L'obsession de la réussite : A n'est pas qu'une lettre de l'alphabet.

Crédit photo: Ryan McGuire L'obsession de la réussite : A n'est pas qu'une lettre de l'alphabet.

La lettre A m’a toujours fait un effet particulier.

Enfant, quand je la voyais trôner au haut d’une dictée, je savais que j’allais rendre mes parents fiers. J’allais aussi faire partie des chouchous qui iraient dîner au resto avec la prof. Dans mon temps, ça se passait comme ça.

Au cégep, le R a remplacé le A. Au fond, il avait la même signification pour moi : l’excellence. Je m’étais donnée comme mission d’avoir une cote R élevée pour avoir une bourse d’entrée à l’université. Je passais des heures au club de maths pour être certaine d’avoir de bonnes notes dans mon cours de calcul différentiel et intégral. Je n’avais vraiment pas un talent naturel pour cette discipline. J’ai eu 30 % au premier examen. Puis, 85 % au deuxième. Je n'ai jamais laissé ma note redescendre. Ça faisait beaucoup trop mal.

Quand j’ai commencé mon bac, j’ai réalisé que ça demanderait encore plus d’efforts pour que les A s’alignent sur mon relevé de notes. J’en ai bavé, j’en ai pleuré, j’en ai douté aussi. Beaucoup. Quand par malheur (ou à cause de la plus récente tournée des bars) une autre lettre se faufilait dans la suite homogène qui me paraissait si rassurante, mon ego en prenait un coup. Je n’étais pas assez bonne. Pas par rapport aux autres. Ni même aux yeux des autres.

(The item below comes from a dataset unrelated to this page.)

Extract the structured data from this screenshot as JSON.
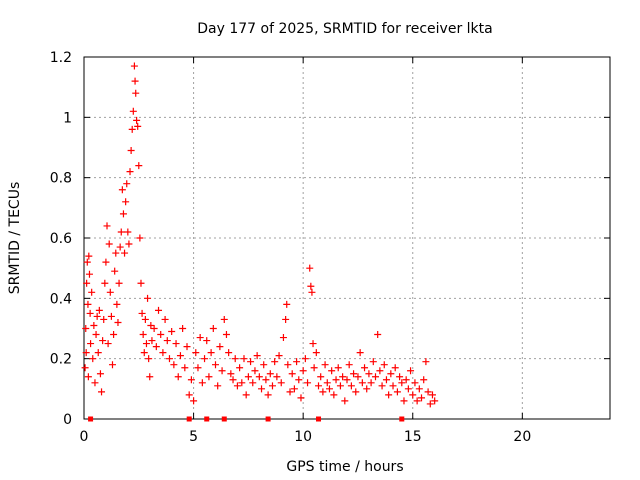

Mais par rapport au barème que j’avais dans ma tête.
 
Crédit : Caroline B. Courcy

La pression ne venait de personne d’autre que de moi.

J’ai fini mon bac et je n’avais pas que des A. J’étais quand même fière et surtout contente d’avoir enfin fini, mais une petite voix à l’intérieur me disait que j’aurais pu faire mieux.

Deux ans après, j’ai décidé de retourner à l’école pour faire une maîtrise. J’ai averti mon copain que j’avais tendance à être dure avec moi-même. J’espérais quand même avoir pris une certaine maturité entre temps. Une certaine distance avec le système de notation. Hélas, l'histoire s’est répétée. Insécurités, larmes, nuits blanches et encore plus d’efforts pour remettre un travail qui, il le fallait, allait frôler la perfection.

Pour faire valider mon intelligence et mon potentiel par une simple lettre de l'alphabet.

En fin de compte, cette obsession m’a permis de voir à quel point j’arrive à canaliser mes efforts. Elle m’a démontré que quand je me fixe un objectif, je fais tout pour y parvenir. Elle m’a toutefois aussi fait réaliser à quel point la quête de la perfection et de la gratification peut être pernicieuse. À quel point elle peut prendre toute la place dans mon esprit. Et que ce n'est pas nécessairement sain.

Je ne sais pas si j'ai fini mon parcours scolaire, mais je sais que je ne serai jamais complètement libérée de cette pression. Même si je sais pertinemment qu'il y a bien pire dans la vie qu'une soi-disant mauvaise note.

Quelle relation entretenez-vous avec vos notes?